Your gut response to this question will have a lot to do with how you consume and access your music on a daily basis. Are you a sit down and appreciate a CD in its entirety kind of person, or plugged into your iPod on shuffle?
It's not hard to see why increasingly the latter is the case. The massive storage capacity (in terms of tracks relative to an audio CD) and sheer portability of most of today's mp3 players gives you a pocket music library. Add to that the ability to instantly access new music on a track-by-track or album basis and you've got a pretty compelling case for the online distribution model.
21/08/08
In the past one of the principal advantages of Audio CD has been audio quality. But while the emerging online standard of DRM-free (Digital Rights Management) 256kbps mp3 may be way off audiophile standards, for 99% of us 99% of the time, it does the job just fine.

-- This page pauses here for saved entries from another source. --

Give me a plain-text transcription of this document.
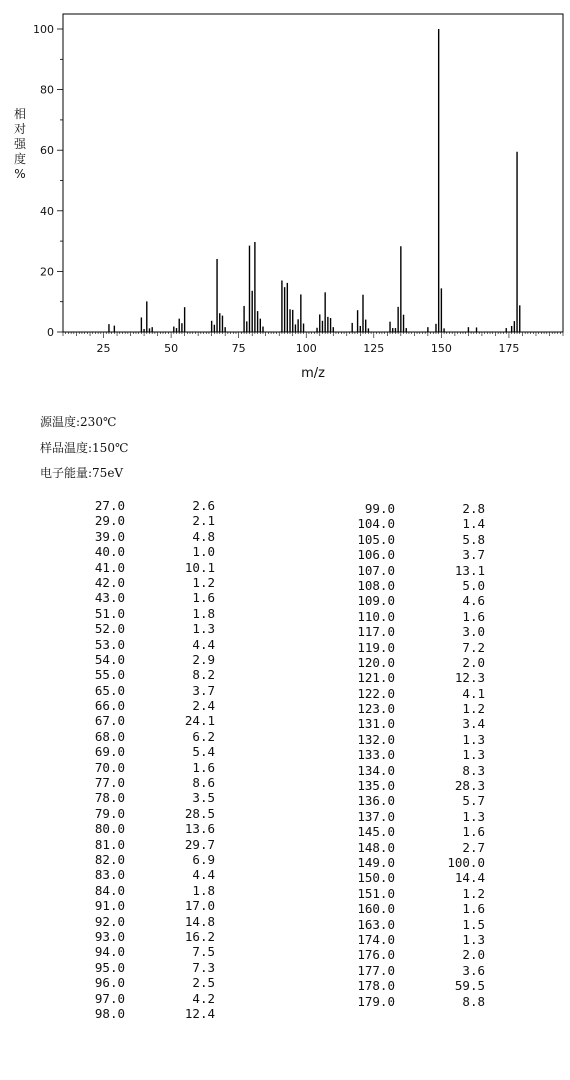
0
20
40
60
80
100
25	50	75	100	125	150	175
m/z
相
对
强
度
%
源温度:230℃
样品温度:150℃
电子能量:75eV
27.0	2.6
29.0	2.1
39.0	4.8
40.0	1.0
41.0	10.1
42.0	1.2
43.0	1.6
51.0	1.8
52.0	1.3
53.0	4.4
54.0	2.9
55.0	8.2
65.0	3.7
66.0	2.4
67.0	24.1
68.0	6.2
69.0	5.4
70.0	1.6
77.0	8.6
78.0	3.5
79.0	28.5
80.0	13.6
81.0	29.7
82.0	6.9
83.0	4.4
84.0	1.8
91.0	17.0
92.0	14.8
93.0	16.2
94.0	7.5
95.0	7.3
96.0	2.5
97.0	4.2
98.0	12.4
99.0	2.8
104.0	1.4
105.0	5.8
106.0	3.7
107.0	13.1
108.0	5.0
109.0	4.6
110.0	1.6
117.0	3.0
119.0	7.2
120.0	2.0
121.0	12.3
122.0	4.1
123.0	1.2
131.0	3.4
132.0	1.3
133.0	1.3
134.0	8.3
135.0	28.3
136.0	5.7
137.0	1.3
145.0	1.6
148.0	2.7
149.0	100.0
150.0	14.4
151.0	1.2
160.0	1.6
163.0	1.5
174.0	1.3
176.0	2.0
177.0	3.6
178.0	59.5
179.0	8.8
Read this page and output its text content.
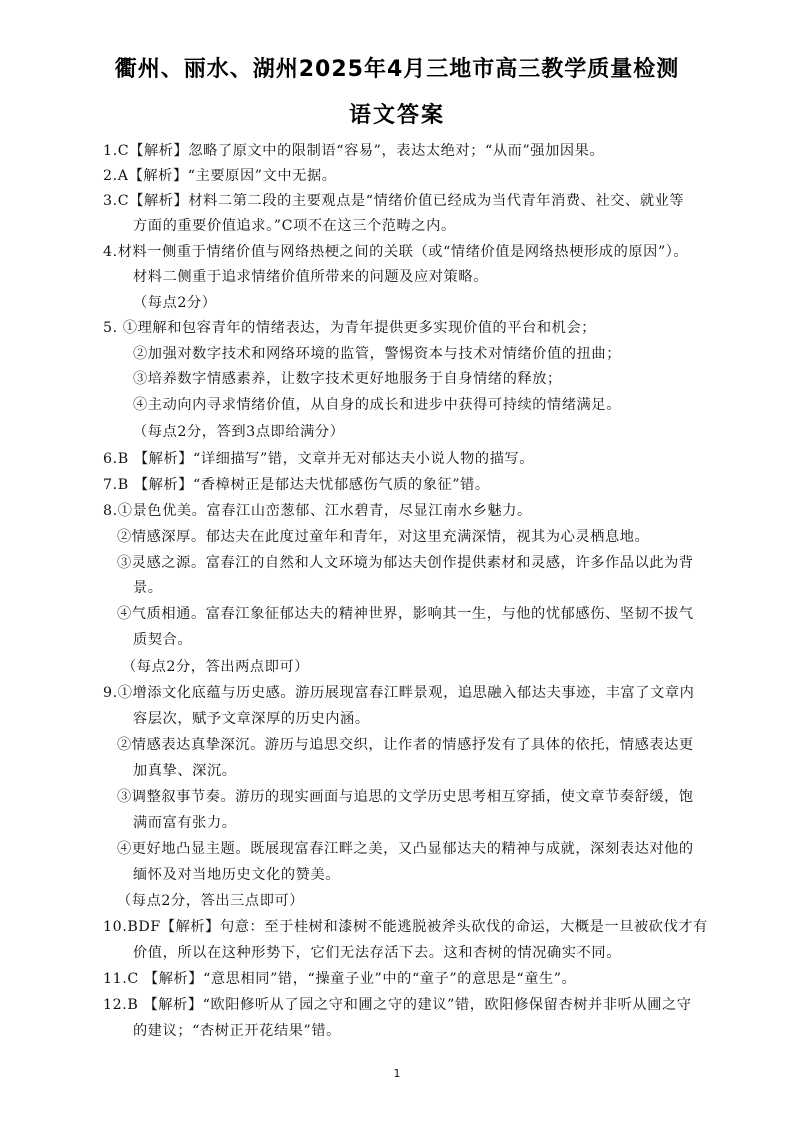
衢州、丽水、湖州2025年4月三地市高三教学质量检测
语文答案
1.C【解析】忽略了原文中的限制语“容易”，表达太绝对；“从而”强加因果。
2.A【解析】“主要原因”文中无据。
3.C【解析】材料二第二段的主要观点是“情绪价值已经成为当代青年消费、社交、就业等
方面的重要价值追求。”C项不在这三个范畴之内。
4.材料一侧重于情绪价值与网络热梗之间的关联（或“情绪价值是网络热梗形成的原因”）。
材料二侧重于追求情绪价值所带来的问题及应对策略。
（每点2分）
5. ①理解和包容青年的情绪表达，为青年提供更多实现价值的平台和机会；
②加强对数字技术和网络环境的监管，警惕资本与技术对情绪价值的扭曲；
③培养数字情感素养，让数字技术更好地服务于自身情绪的释放；
④主动向内寻求情绪价值，从自身的成长和进步中获得可持续的情绪满足。
（每点2分，答到3点即给满分）
6.B 【解析】“详细描写”错，文章并无对郁达夫小说人物的描写。
7.B 【解析】“香樟树正是郁达夫忧郁感伤气质的象征”错。
8.①景色优美。富春江山峦葱郁、江水碧青，尽显江南水乡魅力。
②情感深厚。郁达夫在此度过童年和青年，对这里充满深情，视其为心灵栖息地。
③灵感之源。富春江的自然和人文环境为郁达夫创作提供素材和灵感，许多作品以此为背
景。
④气质相通。富春江象征郁达夫的精神世界，影响其一生，与他的忧郁感伤、坚韧不拔气
质契合。
（每点2分，答出两点即可）
9.①增添文化底蕴与历史感。游历展现富春江畔景观，追思融入郁达夫事迹，丰富了文章内
容层次，赋予文章深厚的历史内涵。
②情感表达真挚深沉。游历与追思交织，让作者的情感抒发有了具体的依托，情感表达更
加真挚、深沉。
③调整叙事节奏。游历的现实画面与追思的文学历史思考相互穿插，使文章节奏舒缓，饱
满而富有张力。
④更好地凸显主题。既展现富春江畔之美，又凸显郁达夫的精神与成就，深刻表达对他的
缅怀及对当地历史文化的赞美。
（每点2分，答出三点即可）
10.BDF【解析】句意：至于桂树和漆树不能逃脱被斧头砍伐的命运，大概是一旦被砍伐才有
价值，所以在这种形势下，它们无法存活下去。这和杏树的情况确实不同。
11.C 【解析】“意思相同”错，“操童子业”中的“童子”的意思是“童生”。
12.B 【解析】“欧阳修听从了园之守和圃之守的建议”错，欧阳修保留杏树并非听从圃之守
的建议；“杏树正开花结果”错。
1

And the reality is that time and time again consumers will pick convenience over quality and the high-street music retailers are feeling this pinch.
In terms of a long-term trajectory, music's future seems to be in non-physical formats. We don't really have a blu-ray equivalent waiting in the wings to replace Audio CD and the last attempt at a new physical audio format, MiniDisc, has now all but died a death. Today we are growing to accept that all our information, entertainment and communications comes piped through devices connected to the internet.
Pulling back from this Orwellian vision for a moment, it's easy to get carried away with the idea of loosing access to your entire music library, or having the kind of music you can access determined by some central authority. For the foreseeable future both subscription and pay-as-you-go options will sit side by side and with the ever increasing volumes of consumer created content, access to diverse media is pretty much guaranteed. Clearly even Audio CD isn't going away any time soon, people are still buying them, if mostly to them rip to their computer. But we should still spare a thought for what will follow and try to avoid the erosion of our control over the content we pay for.
iTunes unlimited?: many online music stores now offer subscription all-you-can-eat models, could something similar be coming to iTunes soon?
The subscription model certainly has much in its favour, offering all-you-can-eat options and giving you instant access to a vast music library. It makes exploring new music and new artists risk-free, and you'll always have the latest chart topper at you fingertips. It offers the ultimate convenience and if it catches on could even substantially reduce music piracy. Think of it as like an music extra on your internet access, some industry watchers are even suggesting that that's what it could become with ISPs as the guardians of access to online media.
Although for the time being local storage and download are king in the online music world, it's not impossible to imagine a future where all our media lives on central media servers and is streamed rather than accessed locally. We already entrust much of our email, photos and other documents to 'the cloud', so why not music too?
So bad news for disc manufacturers and record stores, but there is a second issue that feeds from this that could mean potential bad news for consumers too. . . With falling physical ownership of content we're also seeing falling permanent ownership of content. That is to say the music or film you just paid to downloaded isn't really in your possession, your access to it controlled by a time-limited rental or subscription model, both of which can expire.
Will the CD collection soon become a thing of the past?